The dirty secrets of (some) sports blogs

This morning, the sports web site published an article titled, "The Dirty Secrets Of A Sports Arena, As Revealed By A Drunk Stadium Employee Emailing Us At 5:30 P.M." Authored by Drew Magary, it's an edited email from a Tampa Bay Times Forum employee directing scorn toward Forum management and patrons.

In the interest of full disclosure, I need to let you know that I'm also an employee of the Tampa Bay Times Forum and that I'm a customer service supervisor. However, I'm not here to refute any specific criticism towards the organization contained in the article or speak on behalf of the organization in any way. I'm here as a staff writer for Raw Charge to address the publishing of the article itself.

Deadspin, as you may or may not be aware, has a reputation for publishing the inflammatory and sensational. That's a surefire way to draw attention and there's obviously a market for that kind of thing, which is fine. But it becomes a problem when the inflammatory and sensational spills over into irresponsible and unprofessional, like the article they published today.

The content found in the story in question is the kind of thing that could originate from just about any company in any industry. It's a stretch to attempt to condemn an organization, or an institution on that organization's behalf, because an individual who obviously lacks minimal discretion (and self-esteem) would hold his supervisors and customers in low regard.

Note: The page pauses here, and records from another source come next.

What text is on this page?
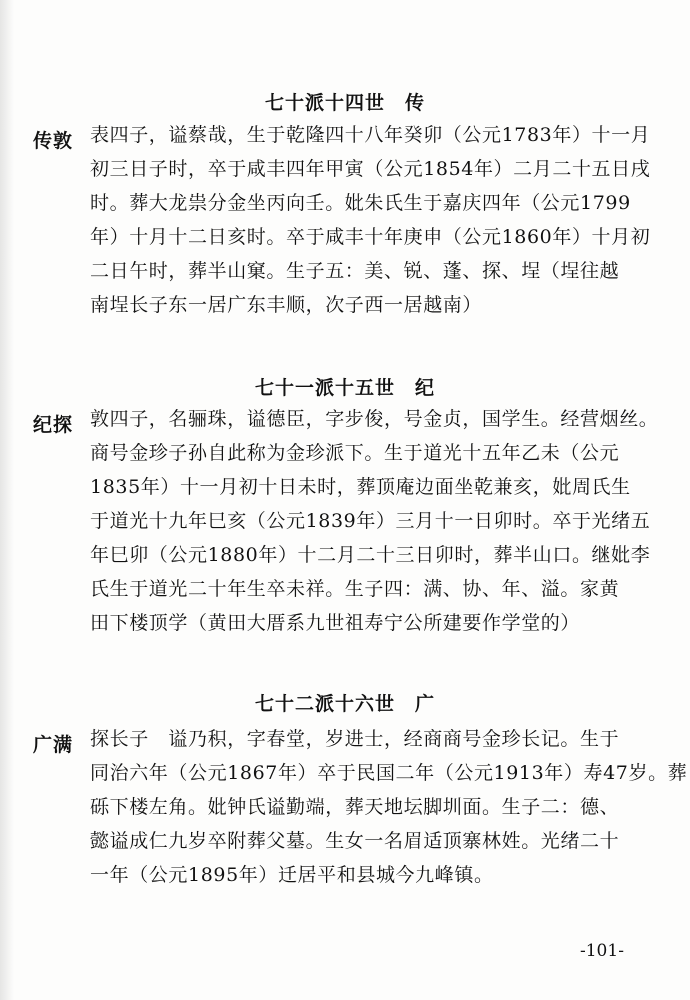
七十派十四世　传
传敦 表四子，谥蔡哉，生于乾隆四十八年癸卯（公元1783年）十一月
初三日子时，卒于咸丰四年甲寅（公元1854年）二月二十五日戌
时。葬大龙祟分金坐丙向壬。妣朱氏生于嘉庆四年（公元1799
年）十月十二日亥时。卒于咸丰十年庚申（公元1860年）十月初
二日午时，葬半山窠。生子五：美、锐、蓬、探、埕（埕往越
南埕长子东一居广东丰顺，次子西一居越南）
七十一派十五世　纪
纪探 敦四子，名骊珠，谥德臣，字步俊，号金贞，国学生。经营烟丝。
商号金珍子孙自此称为金珍派下。生于道光十五年乙未（公元
1835年）十一月初十日未时，葬顶庵边面坐乾兼亥，妣周氏生
于道光十九年巳亥（公元1839年）三月十一日卯时。卒于光绪五
年巳卯（公元1880年）十二月二十三日卯时，葬半山口。继妣李
氏生于道光二十年生卒未祥。生子四：满、协、年、溢。家黄
田下楼顶学（黄田大厝系九世祖寿宁公所建要作学堂的）
七十二派十六世　广
广满 探长子　谥乃积，字春堂，岁进士，经商商号金珍长记。生于
同治六年（公元1867年）卒于民国二年（公元1913年）寿47岁。葬
砾下楼左角。妣钟氏谥勤端，葬天地坛脚圳面。生子二：德、
懿谥成仁九岁卒附葬父墓。生女一名眉适顶寨林姓。光绪二十
一年（公元1895年）迁居平和县城今九峰镇。
-101-
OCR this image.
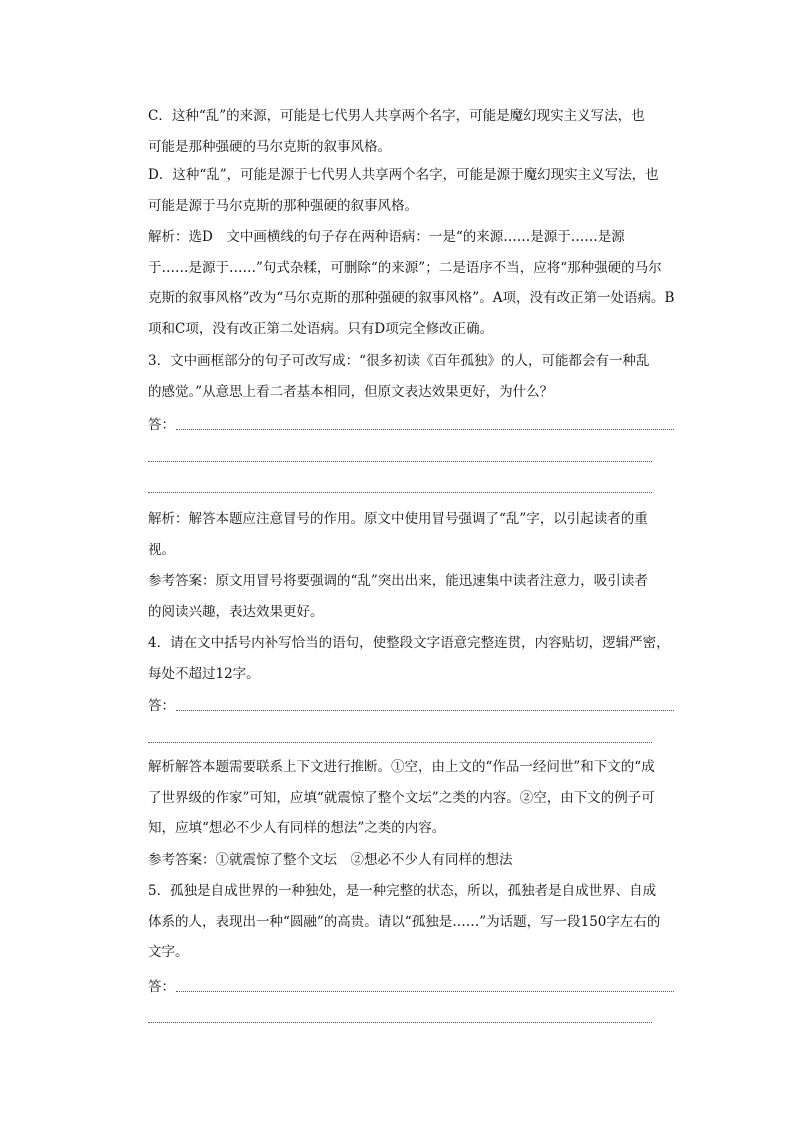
C．这种“乱”的来源，可能是七代男人共享两个名字，可能是魔幻现实主义写法，也
可能是那种强硬的马尔克斯的叙事风格。

D．这种“乱”，可能是源于七代男人共享两个名字，可能是源于魔幻现实主义写法，也
可能是源于马尔克斯的那种强硬的叙事风格。

解析：选D　文中画横线的句子存在两种语病：一是“的来源……是源于……是源
于……是源于……”句式杂糅，可删除“的来源”；二是语序不当，应将“那种强硬的马尔
克斯的叙事风格”改为“马尔克斯的那种强硬的叙事风格”。A项，没有改正第一处语病。B
项和C项，没有改正第二处语病。只有D项完全修改正确。

3．文中画框部分的句子可改写成：“很多初读《百年孤独》的人，可能都会有一种乱
的感觉。”从意思上看二者基本相同，但原文表达效果更好，为什么？

答：

解析：解答本题应注意冒号的作用。原文中使用冒号强调了“乱”字，以引起读者的重
视。

参考答案：原文用冒号将要强调的“乱”突出出来，能迅速集中读者注意力，吸引读者
的阅读兴趣，表达效果更好。

4．请在文中括号内补写恰当的语句，使整段文字语意完整连贯，内容贴切，逻辑严密，
每处不超过12字。

答：

解析解答本题需要联系上下文进行推断。①空，由上文的“作品一经问世”和下文的“成
了世界级的作家”可知，应填“就震惊了整个文坛”之类的内容。②空，由下文的例子可
知，应填“想必不少人有同样的想法”之类的内容。

参考答案：①就震惊了整个文坛　②想必不少人有同样的想法

5．孤独是自成世界的一种独处，是一种完整的状态，所以，孤独者是自成世界、自成
体系的人，表现出一种“圆融”的高贵。请以“孤独是……”为话题，写一段150字左右的
文字。

答：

Of course, criticism is subjective and it always falls upon the organization itself to determine whether or not it is in any way justified and proceed from there. My concern here is the potential collateral damage from this kind of thing in how it affects other non-traditional media outlets, such as Raw Charge.

As a fan driven "blog", we at Raw Charge face the ongoing challenge of establishing and maintaining credibility. We're basically fighting the tired old stereotype of bloggers as socially awkward rumor mongers and instigators polluting the internet from the anonymous sanctuary of their parents' basements. The reason that image persists is there are so many bloggers out there churning out hack jobs like the article in question. Sadly, that's easy and it often does draw the desired attention.

However, in rejecting that stereotype, we hope to gain trust and respect that pays off in access to players and personnel that we pass along to our readers, the fans, enhancing their experience in the process. We dress properly when we attend games and interact with team personnel. We check facts before publishing stories. We conduct ourselves as professionals whenever we're representing Raw Charge. What we don't do is pass off the admittedly drunken rant of a disgruntled employee as the revelation of "Dirty Secrets". While this kind of thing may not directly harm "bloggers" like us, it certainly doesn't make the challenge of establishing and maintaining credibility any easier. But I'd rather fight that battle every day than insult our readers by passing off an article like this as news and I feel confident that everyone on staff here feels the same. That unanimous commitment to integrity is just one of the reasons I enjoy writing for Raw Charge.

So if you're looking for stuff like this article, it's out there, in abundance, all over the place. You just won't find it here.